Wisely, German Chancellor Angela Merkel has stood up against the demagoguery of net neutrality advocates who whine about fast and slow lanes, a marketing concept they invented. By supporting managed and specialised services, Merkel wants to ensure that German and European innovation gets the smart lane of the internet — allowing innovation where it needs intelligence. Net neutrality, predicated on the idea of the “stupid network”, is a recipe for the dumb lane. The New York Times simply wants American companies to continue to enjoy an unfair advantage.
As for the folly of net neutrality, look no further than Netherlands and Slovenia where regulators cannot even interpret the rules that were foisted upon them through overnight advocacy. The painstaking, measured approach to which telecom regulators are accustomed has consistently showed that existing EU law already provides ample protection for consumers and competition. Because net neutrality rules and definitions are sufficiently vague, there is a risk that any new complaint becomes a “net neutrality” violation even if it has nothing to do with the network.
European telecom regulators have wanted to use resources more efficiently, but net neutrality requires that they increase staff to hunt for imaginary violations. Indeed the FCC, America’s telecom regulator, just asked Congress for a 23% budget increase to hire the lawyers it needs to chase down operators. This brings the agency’s budget to nearly one half billion dollars. In a marked reversal to its successful, hands-off the internet approach, the 1934 telephone monopoly rules recently adopted, allow the FCC to regulate rates, set price controls, tax broadband, and most disturbing of all, legitimise the network surveillance which Europeans so despise.
In any event, it’s not surprising that the American rules are already being challenged in court, most notably by a small broadband provider with only 700 customers. American operators need at least one full-time staff person just to keep up with FCC regulations. Bad regulation is a detriment to market entrants, an irony as the rules were billed as supportive to competition. But make no mistake, net neutrality has always been subterfuge for enshrining the market position of the established internet companies; that’s why Google, Netflix, Amazon, Ebay, and other players have lobbied so hard for it on both sides of the Atlantic.

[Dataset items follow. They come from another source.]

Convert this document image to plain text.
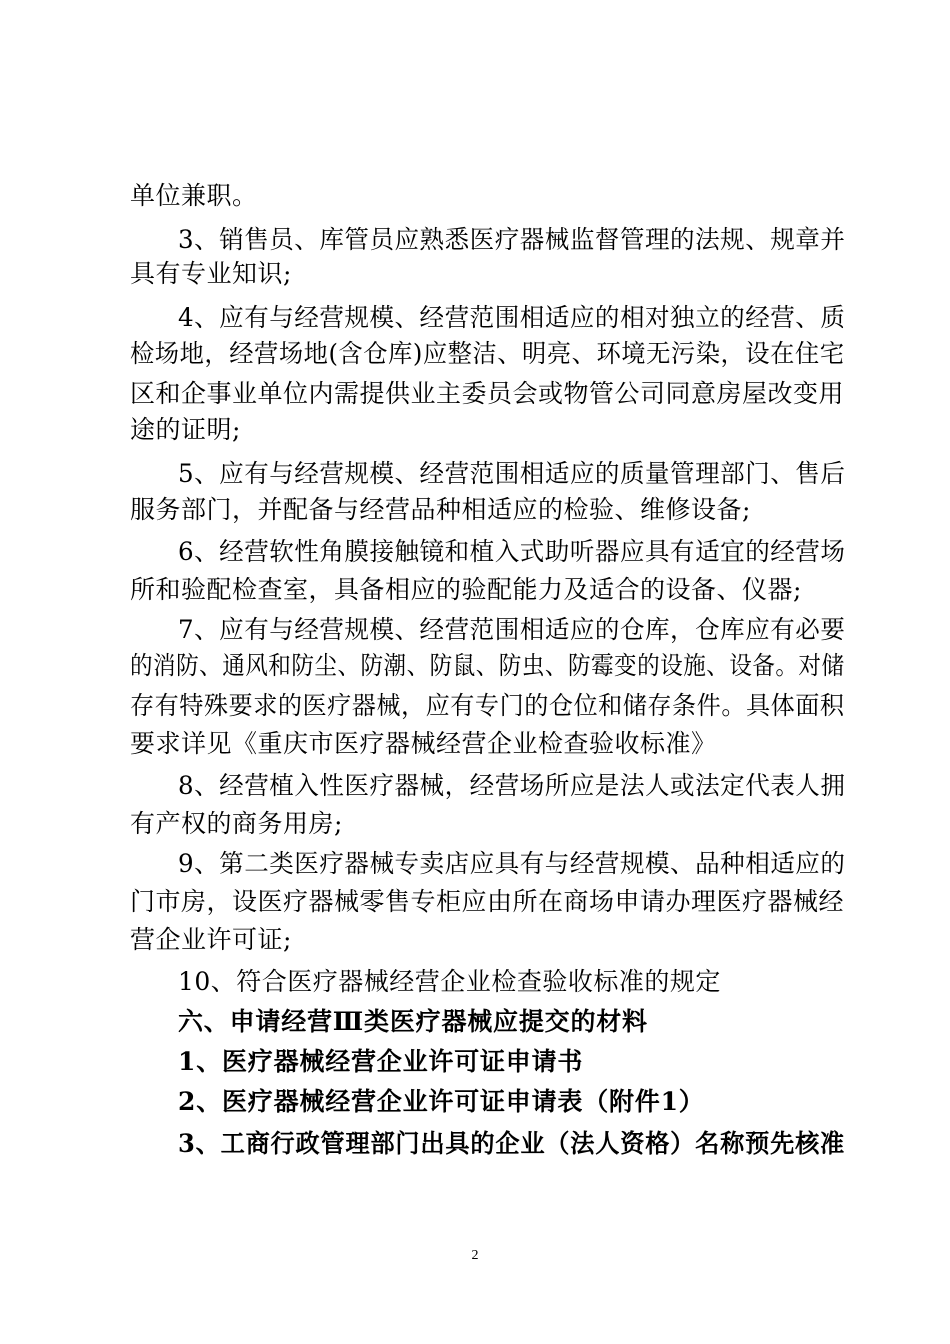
单位兼职。
3、销售员、库管员应熟悉医疗器械监督管理的法规、规章并
具有专业知识;
4、应有与经营规模、经营范围相适应的相对独立的经营、质
检场地，经营场地(含仓库)应整洁、明亮、环境无污染，设在住宅
区和企事业单位内需提供业主委员会或物管公司同意房屋改变用
途的证明;
5、应有与经营规模、经营范围相适应的质量管理部门、售后
服务部门，并配备与经营品种相适应的检验、维修设备;
6、经营软性角膜接触镜和植入式助听器应具有适宜的经营场
所和验配检查室，具备相应的验配能力及适合的设备、仪器;
7、应有与经营规模、经营范围相适应的仓库，仓库应有必要
的消防、通风和防尘、防潮、防鼠、防虫、防霉变的设施、设备。对储
存有特殊要求的医疗器械，应有专门的仓位和储存条件。具体面积
要求详见《重庆市医疗器械经营企业检查验收标准》
8、经营植入性医疗器械，经营场所应是法人或法定代表人拥
有产权的商务用房;
9、第二类医疗器械专卖店应具有与经营规模、品种相适应的
门市房，设医疗器械零售专柜应由所在商场申请办理医疗器械经
营企业许可证;
10、符合医疗器械经营企业检查验收标准的规定
六、申请经营Ⅲ类医疗器械应提交的材料
1、医疗器械经营企业许可证申请书
2、医疗器械经营企业许可证申请表（附件1）
3、工商行政管理部门出具的企业（法人资格）名称预先核准
2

Long way to go to a digital single market
There is no doubt that there is a long way to go to achieve a digital single market in the EU, but at a minimum the Commission must implement the basic tasks they have outlined: facilitate e-commerce, eliminate geo-blocking, and simplify VAT across EU countries. They also identify coordinating spectrum across countries, increasing transparency on platforms, and reducing piracy. The Commission recognises the role of digital skills. Europeans need to be educated so that they are prepared to take IT jobs. Moreover, the EU needs to foster the environment so that the best innovators and entrepreneurs stay on the continent — or come to the continent, not to Silicon Valley.
The one crucial component on which the whole system rests is investment in networks. Without it, there is no innovation or digital economy. It is the single largest — and most important — input.
However, Strand Consult is afraid that the EU has passed the point of no return. The region may be too far gone and incapable to pull together the implementation of the digital agenda. The EU Comission’s plan is right, but their action is too little, too late, and too slow. Without immediate action, Juncker and the rest of the digital agenda team will leave office just like Neelie Kroes: big ambition but no results.